Zwischen Discozelten und Showbühnen können sich die Partybesucher auf der zwei Kilometer langen Feiermeile bis Mitternacht in Stimmung bringen. Pünktlich zum Jahreswechsel werden dann mehr als 1000 Feuerwerkskörper zu Musik etwa zehn Minuten lang in den Nachthimmel steigen. An der Dramaturgie des Lichterzaubers arbeiten die Pyrotechniker zurzeit noch eifrig.

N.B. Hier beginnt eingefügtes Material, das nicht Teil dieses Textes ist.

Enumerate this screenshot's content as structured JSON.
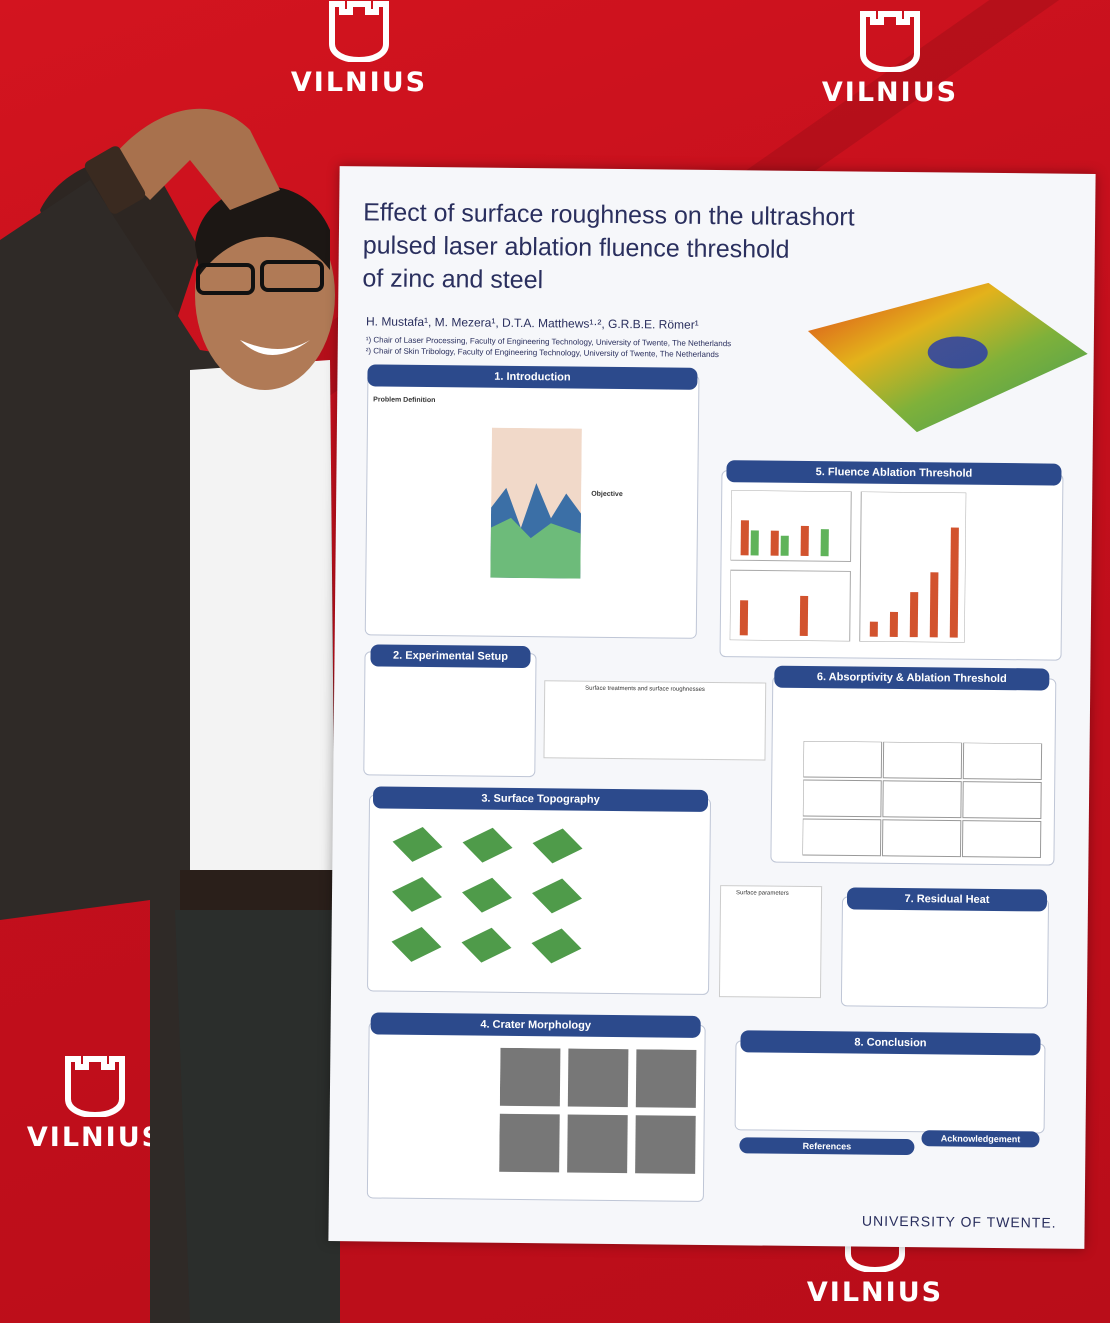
{
  "backdrop": {
    "brand_color": "#c8121f",
    "logo_word": "VILNIUS"
  },
  "poster": {
    "title_line1": "Effect of surface roughness on the ultrashort",
    "title_line2": "pulsed laser ablation fluence threshold",
    "title_line3": "of zinc and steel",
    "authors": "H. Mustafa¹, M. Mezera¹, D.T.A. Matthews¹·², G.R.B.E. Römer¹",
    "affiliation1": "¹) Chair of Laser Processing, Faculty of Engineering Technology, University of Twente, The Netherlands",
    "affiliation2": "²) Chair of Skin Tribology, Faculty of Engineering Technology, University of Twente, The Netherlands",
    "sections": {
      "s1": "1. Introduction",
      "s2": "2. Experimental Setup",
      "s3": "3. Surface Topography",
      "s4": "4. Crater Morphology",
      "s5": "5. Fluence Ablation Threshold",
      "s6": "6. Absorptivity & Ablation Threshold",
      "s7": "7. Residual Heat",
      "s8": "8. Conclusion",
      "refs": "References",
      "ack": "Acknowledgement"
    },
    "intro_heading": "Problem Definition",
    "objective_heading": "Objective",
    "table_title": "Surface treatments and surface roughnesses",
    "params_title": "Surface parameters",
    "university": "UNIVERSITY OF TWENTE."
  }
}
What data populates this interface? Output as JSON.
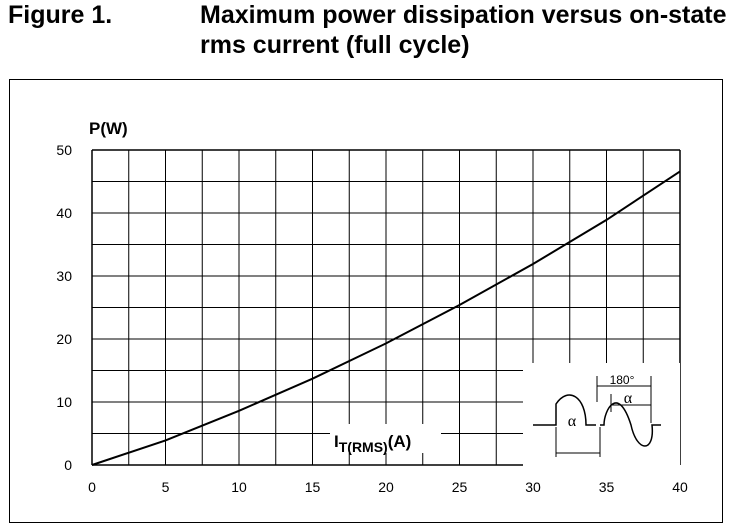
{
  "figure": {
    "number": "Figure 1.",
    "title": "Maximum power dissipation versus on-state rms current (full cycle)"
  },
  "chart_data": {
    "type": "line",
    "title": "Maximum power dissipation versus on-state rms current (full cycle)",
    "ylabel": "P(W)",
    "xlabel_main": "I",
    "xlabel_sub": "T(RMS)",
    "xlabel_unit": "(A)",
    "xlim": [
      0,
      40
    ],
    "ylim": [
      0,
      50
    ],
    "x_ticks": [
      0,
      5,
      10,
      15,
      20,
      25,
      30,
      35,
      40
    ],
    "y_ticks": [
      0,
      10,
      20,
      30,
      40,
      50
    ],
    "grid": true,
    "series": [
      {
        "x": [
          0,
          5,
          10,
          15,
          20,
          25,
          30,
          35,
          40
        ],
        "y": [
          0,
          3.9,
          8.6,
          13.7,
          19.3,
          25.4,
          31.9,
          38.9,
          46.6
        ]
      }
    ],
    "inset": {
      "alpha_label": "α",
      "angle_label": "180°"
    }
  }
}
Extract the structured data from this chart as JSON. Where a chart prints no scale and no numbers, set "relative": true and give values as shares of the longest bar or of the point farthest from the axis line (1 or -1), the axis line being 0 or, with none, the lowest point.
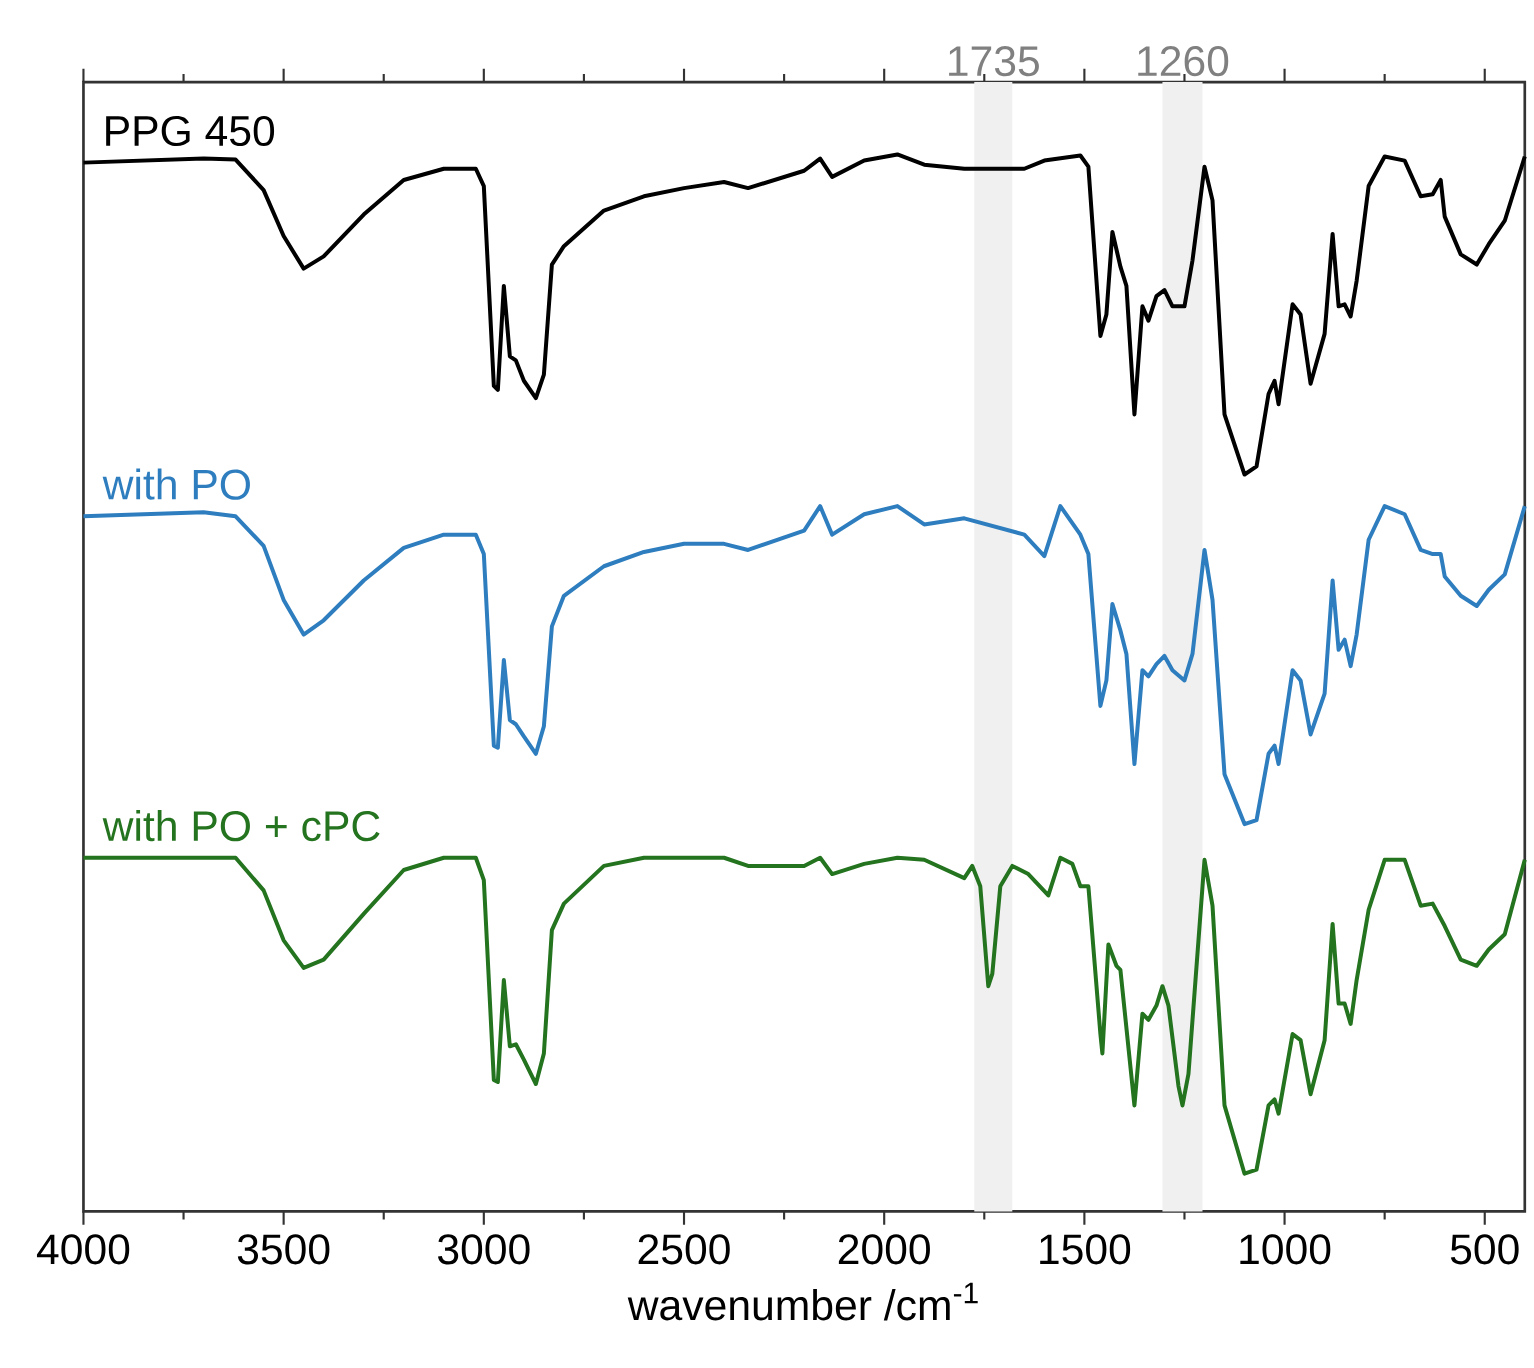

Damit die Stimmung nicht getrübt wird, gelten bei der Party strenge Sicherheitsbestimmungen. Spitze Gegenstände, harte alkoholische Getränke und Glasflaschen sind tabu. Außerdem dürfen keine Feuerwerkskörper mitgebracht werden. Vermutlich sei der seit Dienstag erlaubte Verkauf von Feuerwerk auch deshalb „verhalten“ angelaufen, sagt der Geschäftsführer von Kaufhof am Alexanderplatz, Detlef Steffens. Besucher der Megaparty würden sich nicht mehr mit eigenem Feuerwerk eindecken. Doch ebenso wie Steffens waren auch andere Verkaufsstellen optimistisch, „dass der Boom ab Mittwoch beginnt.“

Neu im Sortiment sind sogenannte „Ultra-Power-Artikel“. Bisher durften Verbundfeuerwerke, bei denen eine ganze Batterie von Vulkanen, Böllern, Raketen und Fächern an einer Zündschnur hängt, nur mit maximal 200 Gramm Explosivpulver gefüllt werden. Nach Auskunft des Herstellers „Comet“ sind nun erstmals 500 Gramm erlaubt. Deshalb werden solche Artikel jetzt als der „neue, besonders lang andauernde Spaß “ angepriesen.

Feuerwehrchef Wilfried Gräfling rechnet mit etwa 500 Verletzten durch Böller. Die vor drei Jahren initiierte Präventionskampagne, die vor allem Jugendliche erreichen soll, zeige erfreulicherweise Wirkung. Peter-Michael Albers von der Vivantes-Rettungsstelle sagte, dass mittlerweile „Alkohol den Knallern den Rang abläuft“. So gab es im Vorjahr ebenso viele Verletzte durch Alkoholmissbrauch und Schlägereien wie durch Böller. Eine Umfrage unter Böllerverletzten habe ergeben, dass die Hälfte nicht selbst gezündelt hatte, sondern Opfer fremder Pyrotechnik wurde. Die Polizei registrierte in diesem Jahr einen „Trend zu illegalem Internethandel mit Vogelschreckmunition.“ Über 100 Kilogramm wurden sichergestellt, dazu mehrere Tonnen nicht zugelassener Böller und Raketen. An den letzten beiden Tagen des Jahres sollen die Kontrollen noch verstärkt werden.